(L’appartement de Desdémona.)
Entrent Othello et Émilia.
OTHELLO.
— Vous n’avez rien vu alors ?
ÉMILIA.
— Ni jamais rien entendu, ni jamais rien soupçonné.
OTHELLO.
— Si fait. Vous les avez vus ensemble, elle et Cassio.
ÉMILIA.
— Mais alors je n’ai rien vu de mal, et pourtant j’entendais — chaque syllabe que le moindre souffle échangeait entre eux.
OTHELLO.
— Quoi ! ils n’ont jamais chuchoté ?
ÉMILIA.
Jamais, monseigneur.
OTHELLO.
— Ils ne vous ont jamais éloignée ?
ÉMILIA.
Jamais !
OTHELLO.
— Sous prétexte d’aller chercher son éventail, ses gants, son masque, ou quoi que ce soit ?
ÉMILIA.
— Jamais, monseigneur.
OTHELLO.
— C’est étrange.
ÉMILIA.
— Monseigneur, j’oserais parier qu’elle est honnête — et mettre mon âme comme enjeu.

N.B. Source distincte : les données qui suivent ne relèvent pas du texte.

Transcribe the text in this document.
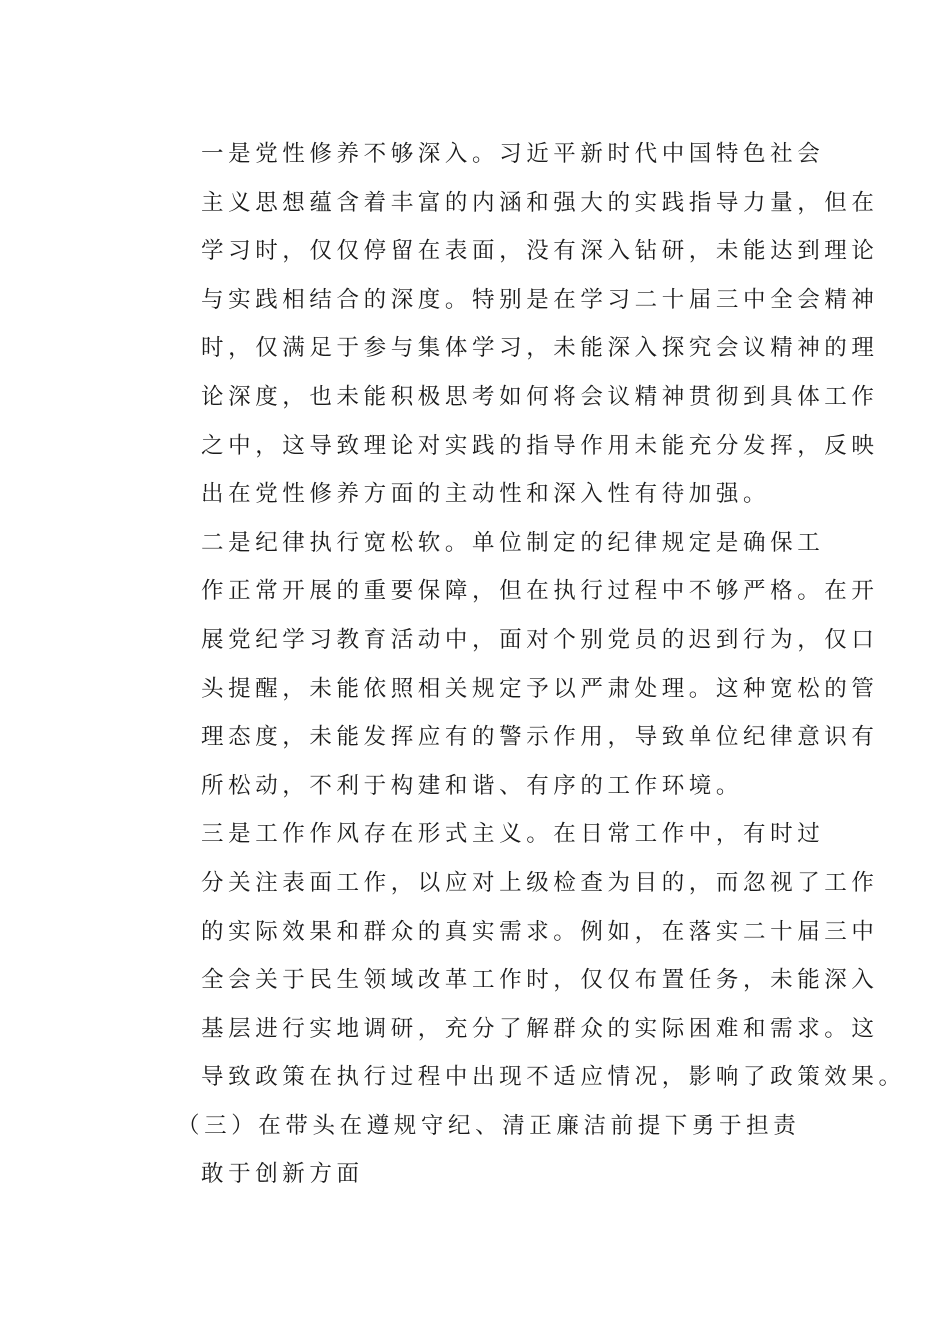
一是党性修养不够深入。习近平新时代中国特色社会
主义思想蕴含着丰富的内涵和强大的实践指导力量，但在
学习时，仅仅停留在表面，没有深入钻研，未能达到理论
与实践相结合的深度。特别是在学习二十届三中全会精神
时，仅满足于参与集体学习，未能深入探究会议精神的理
论深度，也未能积极思考如何将会议精神贯彻到具体工作
之中，这导致理论对实践的指导作用未能充分发挥，反映
出在党性修养方面的主动性和深入性有待加强。

二是纪律执行宽松软。单位制定的纪律规定是确保工
作正常开展的重要保障，但在执行过程中不够严格。在开
展党纪学习教育活动中，面对个别党员的迟到行为，仅口
头提醒，未能依照相关规定予以严肃处理。这种宽松的管
理态度，未能发挥应有的警示作用，导致单位纪律意识有
所松动，不利于构建和谐、有序的工作环境。

三是工作作风存在形式主义。在日常工作中，有时过
分关注表面工作，以应对上级检查为目的，而忽视了工作
的实际效果和群众的真实需求。例如，在落实二十届三中
全会关于民生领域改革工作时，仅仅布置任务，未能深入
基层进行实地调研，充分了解群众的实际困难和需求。这
导致政策在执行过程中出现不适应情况，影响了政策效果。

（三）在带头在遵规守纪、清正廉洁前提下勇于担责
敢于创新方面
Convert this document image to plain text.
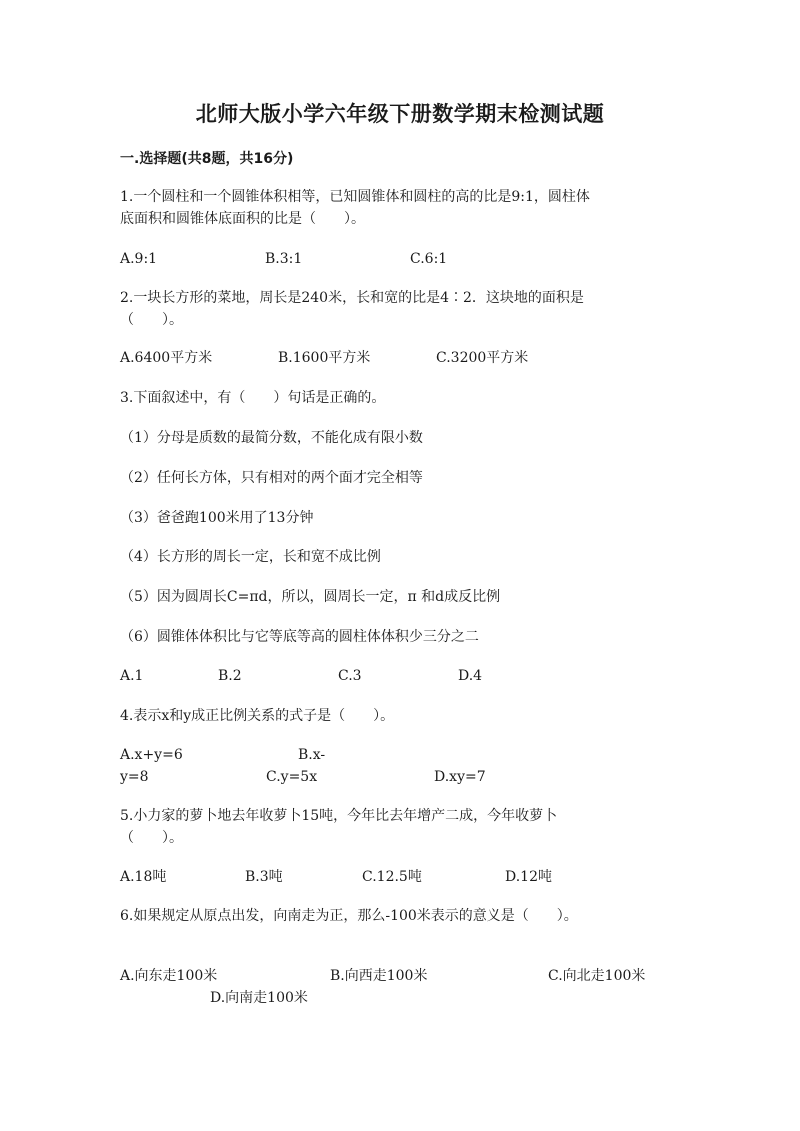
北师大版小学六年级下册数学期末检测试题
一.选择题(共8题，共16分)
1.一个圆柱和一个圆锥体积相等，已知圆锥体和圆柱的高的比是9:1，圆柱体
底面积和圆锥体底面积的比是（　　）。
A.9:1	B.3:1	C.6:1
2.一块长方形的菜地，周长是240米，长和宽的比是4∶2．这块地的面积是
（　　）。
A.6400平方米	B.1600平方米	C.3200平方米
3.下面叙述中，有（　　）句话是正确的。
（1）分母是质数的最简分数，不能化成有限小数
（2）任何长方体，只有相对的两个面才完全相等
（3）爸爸跑100米用了13分钟
（4）长方形的周长一定，长和宽不成比例
（5）因为圆周长C=πd，所以，圆周长一定，π 和d成反比例
（6）圆锥体体积比与它等底等高的圆柱体体积少三分之二
A.1	B.2	C.3	D.4
4.表示x和y成正比例关系的式子是（　　）。
A.x+y=6	B.x-
y=8	C.y=5x	D.xy=7
5.小力家的萝卜地去年收萝卜15吨，今年比去年增产二成，今年收萝卜
（　　）。
A.18吨	B.3吨	C.12.5吨	D.12吨
6.如果规定从原点出发，向南走为正，那么-100米表示的意义是（　　）。
A.向东走100米	B.向西走100米	C.向北走100米
D.向南走100米
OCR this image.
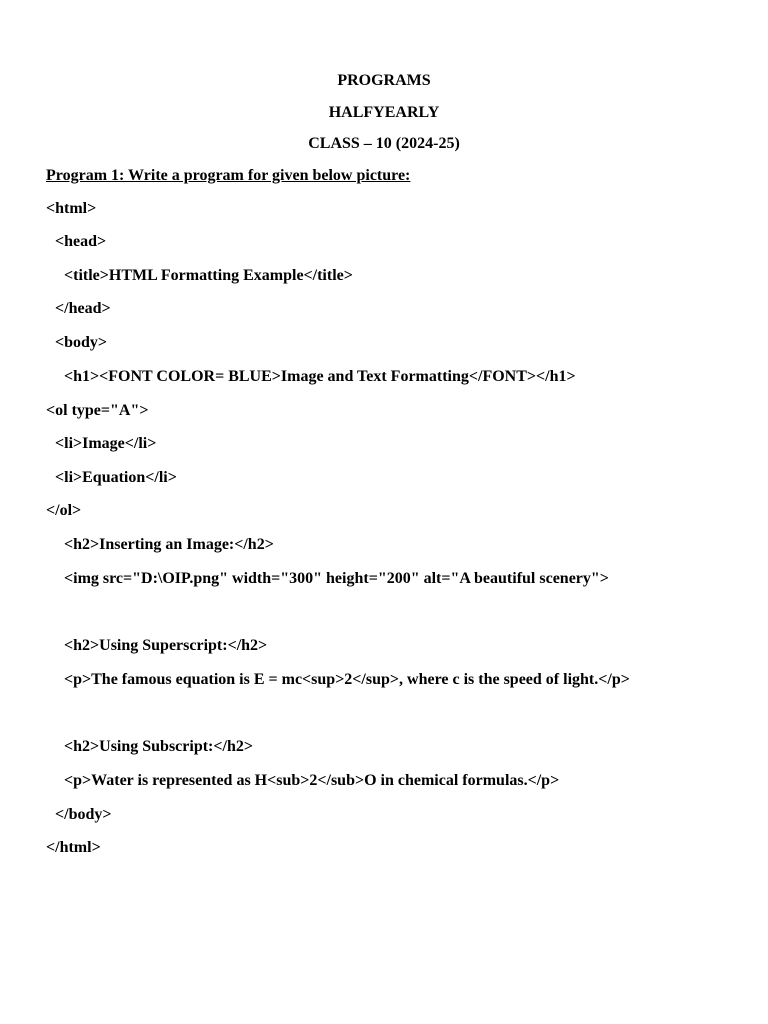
PROGRAMS
HALFYEARLY
CLASS – 10 (2024-25)
Program 1: Write a program for given below picture:
<html>
<head>
<title>HTML Formatting Example</title>
</head>
<body>
<h1><FONT COLOR= BLUE>Image and Text Formatting</FONT></h1>
<ol type="A">
<li>Image</li>
<li>Equation</li>
</ol>
<h2>Inserting an Image:</h2>
<img src="D:\OIP.png" width="300" height="200" alt="A beautiful scenery">
<h2>Using Superscript:</h2>
<p>The famous equation is E = mc<sup>2</sup>, where c is the speed of light.</p>
<h2>Using Subscript:</h2>
<p>Water is represented as H<sub>2</sub>O in chemical formulas.</p>
</body>
</html>
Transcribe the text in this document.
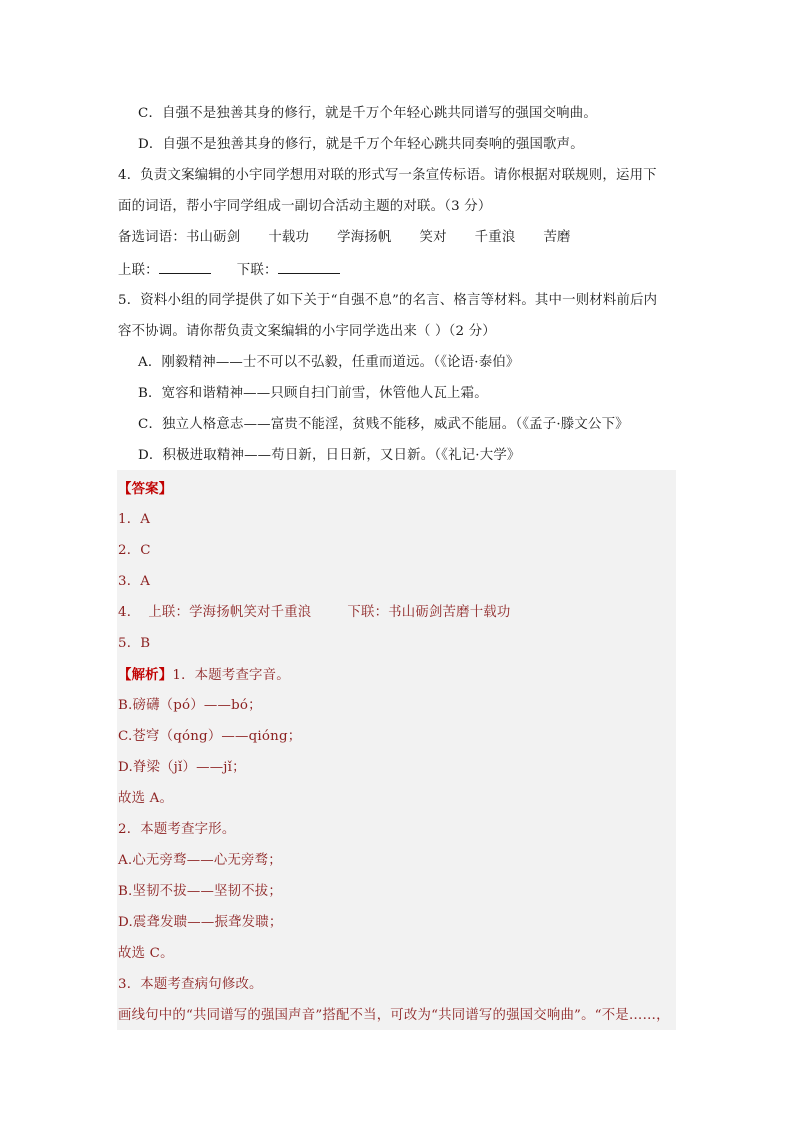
C．自强不是独善其身的修行，就是千万个年轻心跳共同谱写的强国交响曲。
D．自强不是独善其身的修行，就是千万个年轻心跳共同奏响的强国歌声。
4．负责文案编辑的小宇同学想用对联的形式写一条宣传标语。请你根据对联规则，运用下
面的词语，帮小宇同学组成一副切合活动主题的对联。（3 分）
备选词语：书山砺剑 十载功 学海扬帆 笑对 千重浪 苦磨
上联：	下联：
5．资料小组的同学提供了如下关于“自强不息”的名言、格言等材料。其中一则材料前后内
容不协调。请你帮负责文案编辑的小宇同学选出来（ ）（2 分）
A．刚毅精神——士不可以不弘毅，任重而道远。（《论语·泰伯》
B．宽容和谐精神——只顾自扫门前雪，休管他人瓦上霜。
C．独立人格意志——富贵不能淫，贫贱不能移，威武不能屈。（《孟子·滕文公下》
D．积极进取精神——苟日新，日日新，又日新。（《礼记·大学》
【答案】
1．A
2．C
3．A
4． 上联：学海扬帆笑对千重浪	下联：书山砺剑苦磨十载功
5．B
【解析】1．本题考查字音。
B.磅礴（pó）——bó；
C.苍穹（qóng）——qióng；
D.脊梁（jǐ）——jǐ；
故选 A。
2．本题考查字形。
A.心无旁骛——心无旁骛；
B.坚韧不拔——坚韧不拔；
D.震聋发聩——振聋发聩；
故选 C。
3．本题考查病句修改。
画线句中的“共同谱写的强国声音”搭配不当，可改为“共同谱写的强国交响曲”。“不是……，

Si vous pensez autrement, — chassez votre pensée : elle abuse votre cœur. — Si quelque misérable vous a mis cela en tête, — que le ciel l’en récompense par la malédiction qui frappa le serpent ! — Car, si elle n’est pas honnête, chaste et fidèle, — il n’y a pas de mari heureux : la plus pure des femmes — est noire comme la calomnie.
OTHELLO.
Dis-lui de venir ici. Va.
Émilia sort.
— Elle n’est pas à court de paroles, mais il faudrait être une entremetteuse bien simple — pour ne pas savoir en dire autant. C’est une subtile putain, — un réceptacle, fermé à clef, de secrets infâmes ; — et pourtant elle se met à genoux, et prie : je l’ai vue, moi !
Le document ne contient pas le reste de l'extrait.